Following years of debate, the full-time MBA program at the UCLA Anderson School of Management will transition from state-supported to self-supporting status, Inside Higher Ed has reported. This change means the MBA program will forgo state subsidies in exchange for less regulation from the top and the ability to set its own tuition rates.
The shift may not be as dramatic as it sounds, given the fact that the state only funded about 18 percent of the business school’s operations. Going forward, the Anderson School will now have to pay UCLA for maintenance and overhead expenses.
Long-term trends in the California budget forecast a high likelihood of decline in state support for higher education. Jami Jesek, the senior associate dean of finance and operations at the Anderson School, told Inside Higher Ed, “UCLA Anderson proposed this plan to avoid any additional cuts in state funding while increasing predictability in setting fee levels and flexibility to faculty assignments.”
UCLA Anderson will now have greater control in hiring faculty and determining salary levels. Fees for the full-time MBA program will inevitably increase with this change, but a memorandum of understanding signed by UCLA Anderson dean Judy Olian asserts that the program will ensure that financial aid offerings remain at levels “at least commensurate with current levels.”

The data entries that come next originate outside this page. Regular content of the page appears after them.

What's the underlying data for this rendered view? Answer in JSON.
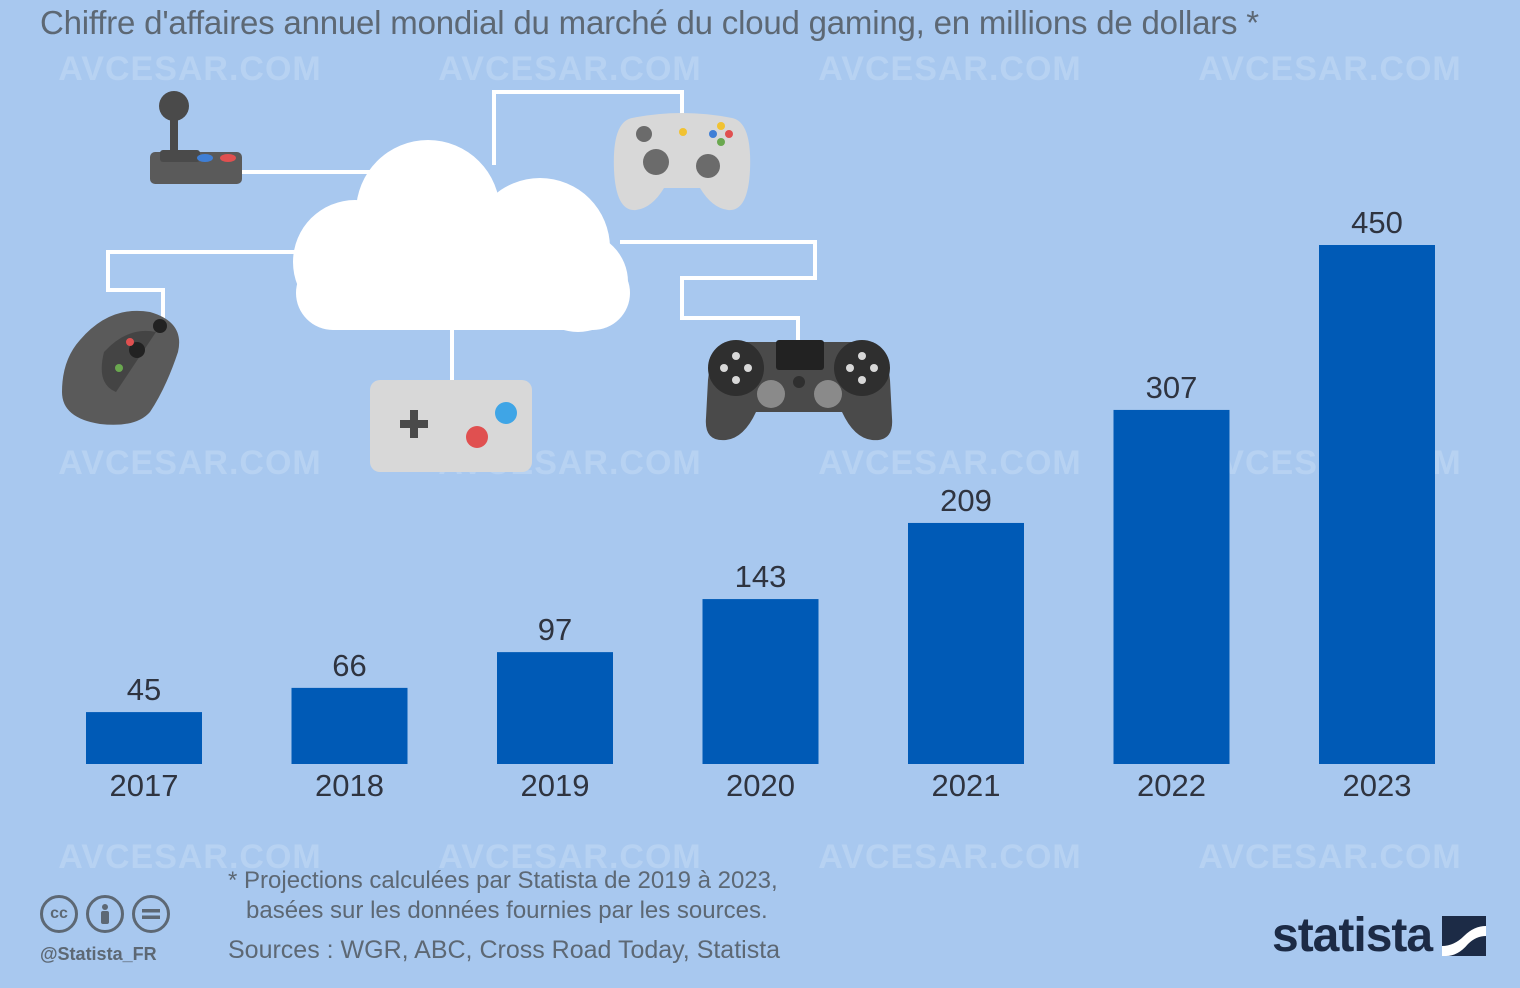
{
  "subtitle": "Chiffre d'affaires annuel mondial du marché du cloud gaming, en millions de dollars *",
  "watermark": "AVCESAR.COM",
  "chart_data": {
    "type": "bar",
    "categories": [
      "2017",
      "2018",
      "2019",
      "2020",
      "2021",
      "2022",
      "2023"
    ],
    "values": [
      45,
      66,
      97,
      143,
      209,
      307,
      450
    ],
    "title": "",
    "subtitle": "Chiffre d'affaires annuel mondial du marché du cloud gaming, en millions de dollars *",
    "xlabel": "",
    "ylabel": "",
    "ylim": [
      0,
      450
    ],
    "bar_color": "#005ab6",
    "grid": false,
    "legend": "none"
  },
  "footnote": {
    "line1": "* Projections calculées par Statista de 2019 à 2023,",
    "line2": "basées sur les données fournies par les sources."
  },
  "sources": "Sources : WGR, ABC, Cross Road Today, Statista",
  "license": {
    "icons": [
      "cc-icon",
      "by-icon",
      "nd-icon"
    ],
    "handle": "@Statista_FR"
  },
  "brand": {
    "name": "statista"
  },
  "illustration": {
    "icons": [
      "cloud-icon",
      "joystick-icon",
      "xbox-controller-icon",
      "playstation-controller-icon",
      "snes-controller-icon",
      "wii-remote-icon"
    ]
  },
  "colors": {
    "background": "#a8c8ef",
    "bar": "#005ab6",
    "text": "#2f3440",
    "muted": "#5d6874"
  }
}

Jesek, meanwhile, told Inside Higher Ed, “We intend to increase, not decrease, financial aid in the coming years and are, in fact, making it a primary goal of our five-year Centennial [fund-raising] Campaign.”
Chicago Booth School of Business dean Sunil Kumar, an outside reviewer of the transition, predicted that an increase in private donations would allow UCLA to provide even more merit and need-based scholarships. “In my assessment there is very little doubt that on both quality and on access the Anderson School will be significantly better off under self-supporting status than it has been under state funding.”